RUI: Inverse Spectral Problems in One and Two Dimensions

RUI：一维和二维逆谱问题

• 批准号: 0209562
• 负责人: Maeve McCarthy
• 金额: $ 9.63万
• 依托单位: Murray State University
• 依托单位国家: 美国
• 项目类别: Standard Grant
• 财政年份: 2002
• 资助国家: 美国
• 起止时间: 2002-09-15 至 2006-05-31
• 项目状态: 已结题
• 来源: https://www.nsf.gov/awardsearch/showAward?AWD_ID=0209562&HistoricalAwards=false
• 关键词: RUI; Inverse; Spectral; Problems; Two

This work investigates the numerical and analytic solution of inversespectral problems in one and two dimensions. In one dimension, theappearance of an eigenparameter in the boundary condition of aSturm-Liouville problem causes a loss of self-adjointness. Althoughuniqueness of the inverse problem has been established, there are noconstructive schemes available that lend themselves to numericalcomputation. This work (with William Rundell) develops and analyzes twoconstructive schemes involving to recover the potential in this type ofproblem. In two dimensions, the eigenvalues of particular membranes are usedto find an approximation to a function representing the nonhomogeneity inthe boundary value problem governing the elastic membrane. Projection of theboundary value problem and its coefficients onto appropriate vector spacesleads to a matrix inverse problem, which is solved using optimizationtechniques. This work will consider various domains and investigate therecovery of multiple coefficients. Theoretical questions regarding circulardomains will also be investigated. In particular, the recovery of a radialdensity using techniques from differential geometry and the properties ofthe radial spectrum of a vibrating circular membrane will be investigated.There are many situations in which it is not practical to measure an object's properties directly. Doctors do not perform surgery to determine the sizeof a brain tumor prior to a patient's treatment. An engineer does notdismantle an airplane to determine the level of corrosion in its wing.Instead external measurements of an object are made and used to determinethe internal properties of the object. This research focuses on the use ofvibrational information to determine physical parameters of an object. Ifthese parameters are known, the vibration is modeled mathematically by aboundary value problem. If the parameters are not known, but the vibrationis known, then the problem to be solved is an inverse boundary valueproblem - also known as an inverse spectral problem. This project developsseveral constructive algorithms for the solution of this type of problem. Itis important to realize that while mathematical inverse problems often havemultiple solutions, their physical counterpart may not. Choosing the"correct" solution is also addressed in this work.

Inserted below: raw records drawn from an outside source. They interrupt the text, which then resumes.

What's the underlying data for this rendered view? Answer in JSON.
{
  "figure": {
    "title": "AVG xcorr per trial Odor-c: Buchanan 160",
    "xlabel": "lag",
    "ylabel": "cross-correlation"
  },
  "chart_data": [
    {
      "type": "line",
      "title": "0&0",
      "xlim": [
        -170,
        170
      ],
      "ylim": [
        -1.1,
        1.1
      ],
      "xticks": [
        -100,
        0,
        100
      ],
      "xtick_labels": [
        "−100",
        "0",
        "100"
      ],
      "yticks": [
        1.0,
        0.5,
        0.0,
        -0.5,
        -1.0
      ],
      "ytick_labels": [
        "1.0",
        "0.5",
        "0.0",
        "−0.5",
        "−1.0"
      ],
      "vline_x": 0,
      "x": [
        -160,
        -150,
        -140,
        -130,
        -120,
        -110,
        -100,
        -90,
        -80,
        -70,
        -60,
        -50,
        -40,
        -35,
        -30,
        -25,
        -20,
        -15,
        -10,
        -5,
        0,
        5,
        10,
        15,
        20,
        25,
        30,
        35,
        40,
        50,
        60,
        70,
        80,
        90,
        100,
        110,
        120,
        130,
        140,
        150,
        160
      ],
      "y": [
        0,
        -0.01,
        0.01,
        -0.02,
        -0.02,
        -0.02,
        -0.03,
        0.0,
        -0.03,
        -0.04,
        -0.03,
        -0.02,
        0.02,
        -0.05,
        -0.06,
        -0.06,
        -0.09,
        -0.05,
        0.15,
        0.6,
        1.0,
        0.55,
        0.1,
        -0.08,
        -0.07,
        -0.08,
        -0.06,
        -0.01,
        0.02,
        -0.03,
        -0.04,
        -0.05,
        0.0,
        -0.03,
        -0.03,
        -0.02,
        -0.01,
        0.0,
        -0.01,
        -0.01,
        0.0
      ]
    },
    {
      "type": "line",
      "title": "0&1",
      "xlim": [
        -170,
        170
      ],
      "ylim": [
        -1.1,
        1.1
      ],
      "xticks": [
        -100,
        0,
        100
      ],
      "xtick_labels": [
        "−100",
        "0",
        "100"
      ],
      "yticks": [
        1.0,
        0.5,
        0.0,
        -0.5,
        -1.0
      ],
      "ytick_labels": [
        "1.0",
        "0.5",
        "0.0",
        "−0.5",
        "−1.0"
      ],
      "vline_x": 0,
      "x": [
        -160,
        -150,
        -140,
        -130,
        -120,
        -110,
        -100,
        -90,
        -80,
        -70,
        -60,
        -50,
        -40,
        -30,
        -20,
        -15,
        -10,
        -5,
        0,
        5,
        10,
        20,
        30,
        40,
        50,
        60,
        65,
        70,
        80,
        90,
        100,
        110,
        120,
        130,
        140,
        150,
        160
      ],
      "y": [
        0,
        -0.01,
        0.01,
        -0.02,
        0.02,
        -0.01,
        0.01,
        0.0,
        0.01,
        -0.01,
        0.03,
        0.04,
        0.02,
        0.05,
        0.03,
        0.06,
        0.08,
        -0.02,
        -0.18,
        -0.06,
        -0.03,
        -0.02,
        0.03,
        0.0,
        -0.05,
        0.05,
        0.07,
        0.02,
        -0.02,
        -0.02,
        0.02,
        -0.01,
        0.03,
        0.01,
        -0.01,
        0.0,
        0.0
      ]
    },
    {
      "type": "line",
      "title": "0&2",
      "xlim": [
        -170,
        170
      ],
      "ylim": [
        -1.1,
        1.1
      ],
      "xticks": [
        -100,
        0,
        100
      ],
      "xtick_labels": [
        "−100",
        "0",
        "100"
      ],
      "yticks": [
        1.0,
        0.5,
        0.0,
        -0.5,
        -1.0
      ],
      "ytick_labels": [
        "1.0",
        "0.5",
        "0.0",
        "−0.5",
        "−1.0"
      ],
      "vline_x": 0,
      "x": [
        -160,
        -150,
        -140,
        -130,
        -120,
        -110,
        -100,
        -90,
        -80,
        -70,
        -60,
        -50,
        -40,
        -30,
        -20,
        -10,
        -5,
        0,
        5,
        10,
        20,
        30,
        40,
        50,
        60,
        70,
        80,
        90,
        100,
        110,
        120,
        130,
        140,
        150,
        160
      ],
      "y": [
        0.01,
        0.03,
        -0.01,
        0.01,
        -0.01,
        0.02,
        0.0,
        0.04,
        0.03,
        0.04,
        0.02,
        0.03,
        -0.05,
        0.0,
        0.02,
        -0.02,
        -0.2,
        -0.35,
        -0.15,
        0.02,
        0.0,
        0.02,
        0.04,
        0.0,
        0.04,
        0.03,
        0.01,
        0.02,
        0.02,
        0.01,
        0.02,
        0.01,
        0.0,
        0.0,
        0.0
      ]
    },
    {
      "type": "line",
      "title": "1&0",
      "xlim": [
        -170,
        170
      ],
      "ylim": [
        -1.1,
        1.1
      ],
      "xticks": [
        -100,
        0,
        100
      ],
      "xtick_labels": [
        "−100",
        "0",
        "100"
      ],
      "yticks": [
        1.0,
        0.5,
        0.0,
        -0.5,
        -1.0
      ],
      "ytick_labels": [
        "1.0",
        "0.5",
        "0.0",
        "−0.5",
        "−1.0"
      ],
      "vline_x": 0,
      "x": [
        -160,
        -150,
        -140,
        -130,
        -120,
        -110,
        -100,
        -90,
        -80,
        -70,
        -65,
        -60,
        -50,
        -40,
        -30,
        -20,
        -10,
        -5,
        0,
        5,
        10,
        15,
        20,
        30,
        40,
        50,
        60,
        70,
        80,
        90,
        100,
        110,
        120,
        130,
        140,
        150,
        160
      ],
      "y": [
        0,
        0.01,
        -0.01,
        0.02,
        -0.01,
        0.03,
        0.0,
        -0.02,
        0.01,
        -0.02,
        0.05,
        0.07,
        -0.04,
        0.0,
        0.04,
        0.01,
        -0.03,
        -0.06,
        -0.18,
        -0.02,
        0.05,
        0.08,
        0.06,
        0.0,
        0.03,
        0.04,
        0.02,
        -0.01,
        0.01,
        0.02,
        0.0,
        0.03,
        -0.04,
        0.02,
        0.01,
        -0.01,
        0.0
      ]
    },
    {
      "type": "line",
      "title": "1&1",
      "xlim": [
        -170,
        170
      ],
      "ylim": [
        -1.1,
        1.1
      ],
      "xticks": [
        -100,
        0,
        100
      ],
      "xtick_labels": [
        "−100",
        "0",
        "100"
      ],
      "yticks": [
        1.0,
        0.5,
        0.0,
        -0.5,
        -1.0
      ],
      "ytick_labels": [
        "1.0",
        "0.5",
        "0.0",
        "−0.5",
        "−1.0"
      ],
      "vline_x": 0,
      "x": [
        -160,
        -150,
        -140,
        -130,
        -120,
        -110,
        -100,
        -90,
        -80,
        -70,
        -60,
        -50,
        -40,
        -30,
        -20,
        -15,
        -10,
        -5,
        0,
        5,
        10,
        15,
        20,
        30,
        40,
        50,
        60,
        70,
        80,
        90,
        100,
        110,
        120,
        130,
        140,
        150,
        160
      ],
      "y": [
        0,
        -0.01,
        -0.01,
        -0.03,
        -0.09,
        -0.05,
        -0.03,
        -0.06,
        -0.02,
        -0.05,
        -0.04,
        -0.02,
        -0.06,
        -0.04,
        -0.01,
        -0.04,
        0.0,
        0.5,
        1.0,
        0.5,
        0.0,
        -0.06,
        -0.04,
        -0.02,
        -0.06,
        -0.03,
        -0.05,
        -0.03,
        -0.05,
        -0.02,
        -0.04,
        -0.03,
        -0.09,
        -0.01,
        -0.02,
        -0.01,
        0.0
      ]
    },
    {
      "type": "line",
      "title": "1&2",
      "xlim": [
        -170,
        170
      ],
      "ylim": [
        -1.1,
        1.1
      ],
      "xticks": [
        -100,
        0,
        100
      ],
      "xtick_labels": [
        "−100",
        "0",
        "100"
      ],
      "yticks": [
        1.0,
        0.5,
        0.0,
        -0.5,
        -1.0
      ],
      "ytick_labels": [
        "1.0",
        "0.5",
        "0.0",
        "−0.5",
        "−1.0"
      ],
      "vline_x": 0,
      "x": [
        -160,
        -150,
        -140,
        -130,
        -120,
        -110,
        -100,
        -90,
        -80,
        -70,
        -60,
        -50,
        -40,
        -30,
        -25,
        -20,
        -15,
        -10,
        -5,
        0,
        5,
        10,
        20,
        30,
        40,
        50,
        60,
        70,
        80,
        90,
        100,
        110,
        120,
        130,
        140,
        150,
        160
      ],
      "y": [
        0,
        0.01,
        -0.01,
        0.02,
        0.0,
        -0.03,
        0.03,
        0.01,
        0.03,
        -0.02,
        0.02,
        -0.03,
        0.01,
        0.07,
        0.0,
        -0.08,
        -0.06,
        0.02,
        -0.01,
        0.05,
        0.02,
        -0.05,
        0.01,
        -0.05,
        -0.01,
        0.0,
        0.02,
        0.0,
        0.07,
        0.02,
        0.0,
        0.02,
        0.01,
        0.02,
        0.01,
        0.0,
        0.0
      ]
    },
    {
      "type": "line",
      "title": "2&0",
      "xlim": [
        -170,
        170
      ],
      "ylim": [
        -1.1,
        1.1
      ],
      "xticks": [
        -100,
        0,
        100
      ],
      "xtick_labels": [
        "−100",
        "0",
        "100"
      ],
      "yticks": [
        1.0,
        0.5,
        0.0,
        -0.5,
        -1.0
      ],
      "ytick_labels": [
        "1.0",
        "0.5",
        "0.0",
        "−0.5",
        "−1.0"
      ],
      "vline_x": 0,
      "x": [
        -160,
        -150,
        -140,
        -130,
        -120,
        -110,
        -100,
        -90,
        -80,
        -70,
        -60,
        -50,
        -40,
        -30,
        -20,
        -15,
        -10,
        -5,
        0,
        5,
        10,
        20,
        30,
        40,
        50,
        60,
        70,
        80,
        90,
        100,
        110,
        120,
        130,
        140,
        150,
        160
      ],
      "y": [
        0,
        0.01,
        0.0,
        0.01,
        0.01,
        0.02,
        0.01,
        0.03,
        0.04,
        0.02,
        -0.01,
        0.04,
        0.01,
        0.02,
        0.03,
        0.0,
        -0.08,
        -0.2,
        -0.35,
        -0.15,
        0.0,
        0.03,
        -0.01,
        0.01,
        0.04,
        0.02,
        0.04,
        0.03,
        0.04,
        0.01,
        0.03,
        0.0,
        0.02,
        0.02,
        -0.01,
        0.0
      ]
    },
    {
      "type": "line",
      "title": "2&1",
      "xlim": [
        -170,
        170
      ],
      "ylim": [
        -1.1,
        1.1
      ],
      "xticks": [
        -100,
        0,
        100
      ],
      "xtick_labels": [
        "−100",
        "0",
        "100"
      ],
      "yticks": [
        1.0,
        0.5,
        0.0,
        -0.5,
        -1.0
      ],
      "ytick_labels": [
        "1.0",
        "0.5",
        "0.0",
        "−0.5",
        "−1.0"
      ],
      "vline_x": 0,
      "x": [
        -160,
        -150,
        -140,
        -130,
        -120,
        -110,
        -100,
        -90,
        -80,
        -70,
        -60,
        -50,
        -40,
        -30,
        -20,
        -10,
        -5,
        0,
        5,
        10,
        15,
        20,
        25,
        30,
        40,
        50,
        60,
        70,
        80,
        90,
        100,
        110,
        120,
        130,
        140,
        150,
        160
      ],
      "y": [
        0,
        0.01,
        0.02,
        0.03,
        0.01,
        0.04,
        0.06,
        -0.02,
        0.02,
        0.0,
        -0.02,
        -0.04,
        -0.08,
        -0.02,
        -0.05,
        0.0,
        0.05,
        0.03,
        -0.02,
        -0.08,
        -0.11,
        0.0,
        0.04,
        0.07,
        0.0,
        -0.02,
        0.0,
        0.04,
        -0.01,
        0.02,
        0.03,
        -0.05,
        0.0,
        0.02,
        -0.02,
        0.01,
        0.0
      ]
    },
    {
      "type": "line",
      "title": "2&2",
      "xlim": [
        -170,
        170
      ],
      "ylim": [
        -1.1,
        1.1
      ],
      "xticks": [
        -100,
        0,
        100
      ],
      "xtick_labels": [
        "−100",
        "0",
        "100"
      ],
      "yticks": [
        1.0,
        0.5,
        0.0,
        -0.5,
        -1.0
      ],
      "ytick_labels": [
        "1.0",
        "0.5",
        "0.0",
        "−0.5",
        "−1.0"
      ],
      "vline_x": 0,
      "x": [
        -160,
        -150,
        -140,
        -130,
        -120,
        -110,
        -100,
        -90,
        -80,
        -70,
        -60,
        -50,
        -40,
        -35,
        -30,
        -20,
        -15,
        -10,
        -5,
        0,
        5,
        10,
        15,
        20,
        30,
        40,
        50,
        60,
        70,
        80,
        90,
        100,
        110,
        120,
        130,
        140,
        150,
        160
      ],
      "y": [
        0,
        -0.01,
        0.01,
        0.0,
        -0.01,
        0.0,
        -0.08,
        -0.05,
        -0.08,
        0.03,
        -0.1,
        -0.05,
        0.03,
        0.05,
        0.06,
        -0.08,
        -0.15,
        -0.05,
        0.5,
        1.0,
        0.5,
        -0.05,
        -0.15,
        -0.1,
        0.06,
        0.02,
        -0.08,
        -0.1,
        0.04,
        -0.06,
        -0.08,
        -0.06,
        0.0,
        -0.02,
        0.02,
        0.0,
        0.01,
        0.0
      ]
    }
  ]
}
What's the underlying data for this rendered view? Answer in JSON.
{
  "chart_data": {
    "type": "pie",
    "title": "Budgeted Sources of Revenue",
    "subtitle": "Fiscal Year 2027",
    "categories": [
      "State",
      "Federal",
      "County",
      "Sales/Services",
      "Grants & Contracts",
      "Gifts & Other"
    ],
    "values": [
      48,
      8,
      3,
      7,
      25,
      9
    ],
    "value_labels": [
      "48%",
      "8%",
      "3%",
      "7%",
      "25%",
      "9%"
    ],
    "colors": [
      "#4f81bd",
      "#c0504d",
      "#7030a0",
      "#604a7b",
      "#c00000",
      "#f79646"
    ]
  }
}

本文研究了一维和二维逆谱问题的数值解和解析解。在一维Sturm-Liouville问题的边界条件中，本征参数的出现会导致自伴性的丧失。尽管反问题的唯一性已经确定，但还没有适合于数值计算的构造性方案。这项工作(与威廉·伦德尔)开发和分析了两个涉及恢复这类问题的潜力的建设性方案。在二维情况下，利用特定薄膜的特征值来近似表示弹性薄膜边值问题中的非均匀函数。将边值问题及其系数投影到适当的向量空间，得到一个矩阵逆问题，该问题可用最优化技术求解。这项工作将考虑不同的领域，并研究多个系数的恢复。此外，还将探讨有关圆形区域的理论问题。特别是，将研究利用微分几何技术恢复辐射密度以及振动圆膜的径向光谱特性。在许多情况下，直接测量物体的特性是不现实的。在病人接受治疗之前，医生不会通过手术来确定脑瘤的大小。工程师不是为了确定飞机机翼的腐蚀程度而拆解飞机，而是对物体进行外部测量，并用来确定物体的内部特性。本研究的重点是利用振动信息来确定物体的物理参数。在这些参数已知的情况下，用充分值问题对振动进行数学建模。如果参数未知，但振动已知，则要解决的问题是逆边值问题，也称为逆谱问题。这个项目开发了几个用于解决这类问题的构造性算法。重要的是要认识到，虽然数学反问题通常有多个解，但它们的物理对应问题可能不会。选择“正确”的解决方案也在这项工作中讨论。